When a victim attempted to move into an apartment, he or she would find that the apartment was occupied by the real tenant, or that the apartment was a short-stay vacation rental that neither Wada nor York had authority to lease. By the time the victims learned they had been scammed, Wada and York, both of whom used various aliases throughout the scheme, had disappeared.
In an unrelated case last year, Michael Tammaro was sentenced to 3-to-9 years in state prison for stealing nearly $200,000 from at least 40 victims by means of a similar apartment rental scam. As admitted in his guilty plea, Tammaro posting photos of his primary residence, a rental apartment on West 20th Street, Chelsea, on Craiglist, advertising its availability. Individuals interested in the renting the apartment sent money to Tammaro for a security deposit or for the first rent payment, even though the apartment had been promised to at least one prospective tenant already. The scheme eventually unraveled after multiple victims tried to move into the apartment on the same day.
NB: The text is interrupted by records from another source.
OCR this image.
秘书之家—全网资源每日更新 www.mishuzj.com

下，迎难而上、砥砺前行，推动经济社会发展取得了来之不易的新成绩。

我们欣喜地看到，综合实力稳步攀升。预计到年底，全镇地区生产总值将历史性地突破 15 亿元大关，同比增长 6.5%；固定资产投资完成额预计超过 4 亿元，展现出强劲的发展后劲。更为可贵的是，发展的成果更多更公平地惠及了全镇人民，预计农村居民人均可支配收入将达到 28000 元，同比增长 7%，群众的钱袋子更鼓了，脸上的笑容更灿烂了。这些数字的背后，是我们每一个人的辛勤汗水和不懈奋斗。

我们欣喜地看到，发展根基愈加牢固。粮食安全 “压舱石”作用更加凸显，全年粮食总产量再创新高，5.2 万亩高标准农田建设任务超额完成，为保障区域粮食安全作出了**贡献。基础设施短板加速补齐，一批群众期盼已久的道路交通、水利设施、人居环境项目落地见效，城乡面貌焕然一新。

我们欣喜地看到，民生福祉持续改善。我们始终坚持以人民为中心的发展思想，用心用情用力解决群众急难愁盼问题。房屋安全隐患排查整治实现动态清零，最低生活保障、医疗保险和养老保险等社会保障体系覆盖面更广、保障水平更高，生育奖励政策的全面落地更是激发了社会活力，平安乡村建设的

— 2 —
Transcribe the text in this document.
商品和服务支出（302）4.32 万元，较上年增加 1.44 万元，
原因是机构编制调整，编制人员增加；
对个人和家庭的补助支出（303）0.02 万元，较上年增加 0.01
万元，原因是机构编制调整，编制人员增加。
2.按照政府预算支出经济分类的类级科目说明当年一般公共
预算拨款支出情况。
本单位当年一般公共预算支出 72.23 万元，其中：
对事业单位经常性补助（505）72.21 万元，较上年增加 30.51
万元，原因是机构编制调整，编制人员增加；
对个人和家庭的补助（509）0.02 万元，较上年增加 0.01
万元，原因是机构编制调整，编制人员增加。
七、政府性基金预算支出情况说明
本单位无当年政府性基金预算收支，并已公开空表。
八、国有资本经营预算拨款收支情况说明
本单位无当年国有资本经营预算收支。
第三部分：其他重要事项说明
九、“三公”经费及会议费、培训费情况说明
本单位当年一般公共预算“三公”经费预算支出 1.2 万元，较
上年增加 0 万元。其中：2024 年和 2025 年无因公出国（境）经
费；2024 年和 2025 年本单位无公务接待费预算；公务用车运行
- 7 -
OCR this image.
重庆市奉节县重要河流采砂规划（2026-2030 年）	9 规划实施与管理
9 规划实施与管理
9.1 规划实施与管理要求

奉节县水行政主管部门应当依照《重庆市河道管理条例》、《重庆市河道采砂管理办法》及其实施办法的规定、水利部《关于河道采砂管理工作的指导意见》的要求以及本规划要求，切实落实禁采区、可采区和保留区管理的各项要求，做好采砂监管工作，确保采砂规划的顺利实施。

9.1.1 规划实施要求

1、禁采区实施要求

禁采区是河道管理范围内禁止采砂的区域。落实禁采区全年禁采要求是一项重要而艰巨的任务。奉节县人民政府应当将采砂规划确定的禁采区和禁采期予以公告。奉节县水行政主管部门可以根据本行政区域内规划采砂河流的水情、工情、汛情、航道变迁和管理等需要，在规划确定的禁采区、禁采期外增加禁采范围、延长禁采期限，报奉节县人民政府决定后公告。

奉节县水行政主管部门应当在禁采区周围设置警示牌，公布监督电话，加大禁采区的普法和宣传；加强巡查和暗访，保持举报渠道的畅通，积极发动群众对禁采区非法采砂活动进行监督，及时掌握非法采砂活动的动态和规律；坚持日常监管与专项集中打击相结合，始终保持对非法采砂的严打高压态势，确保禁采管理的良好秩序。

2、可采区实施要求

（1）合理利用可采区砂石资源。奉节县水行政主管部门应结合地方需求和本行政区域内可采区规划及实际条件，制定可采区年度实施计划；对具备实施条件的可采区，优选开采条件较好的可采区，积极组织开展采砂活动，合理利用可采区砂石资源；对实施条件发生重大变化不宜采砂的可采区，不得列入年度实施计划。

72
Manhattan District Attorney Cyrus R. Vance, Jr., announced the indictment.
Assistant District Attorney Maurice Mathis is handling the prosecution of the case, under the supervision of Assistant District Attorney Kim Han, Deputy Chief of the Tax Crimes Unit; Peirce R. Moser, Chief of the Tax Crimes Unit; and Executive Assistant District Attorney David Szuchman, Chief of the Investigation Division. Special Investigator Michael Lentini and Senior Investigator Jose Vasquez also assisted with the investigation, under the supervision of Supervisory Investigator Jonathan Reid, Deputy Chief Investigator Santiago Batista, and Assistant Chief Investigator Michael Wigdor.
District Attorney Vance also thanked the NYPD for its assistance in the investigation, especially Detective Keith Devine and Captain Mike Kletzel of the NYPD Warrant Squad, Detective Joseph Lombardi and Lieutenant James Molloy from the 9th Precinct Detective Squad, and Officer Robert Turbiak and Sergeant Robert Li from the Grand Larceny Division.
“Prospective renters lost thousands of dollars in this alleged scheme, which left several of them temporarily homeless,” said District Attorney Vance. “Many of the victims were young, first-time New Yorkers who believed they had signed a legitimate lease only to find out when attempting to move in that their new apartment was already occupied. Renters seeking apartments through unlicensed brokers and real estate agents should be on alert for unscrupulous individuals seeking to take advantage in this crowded real estate market.”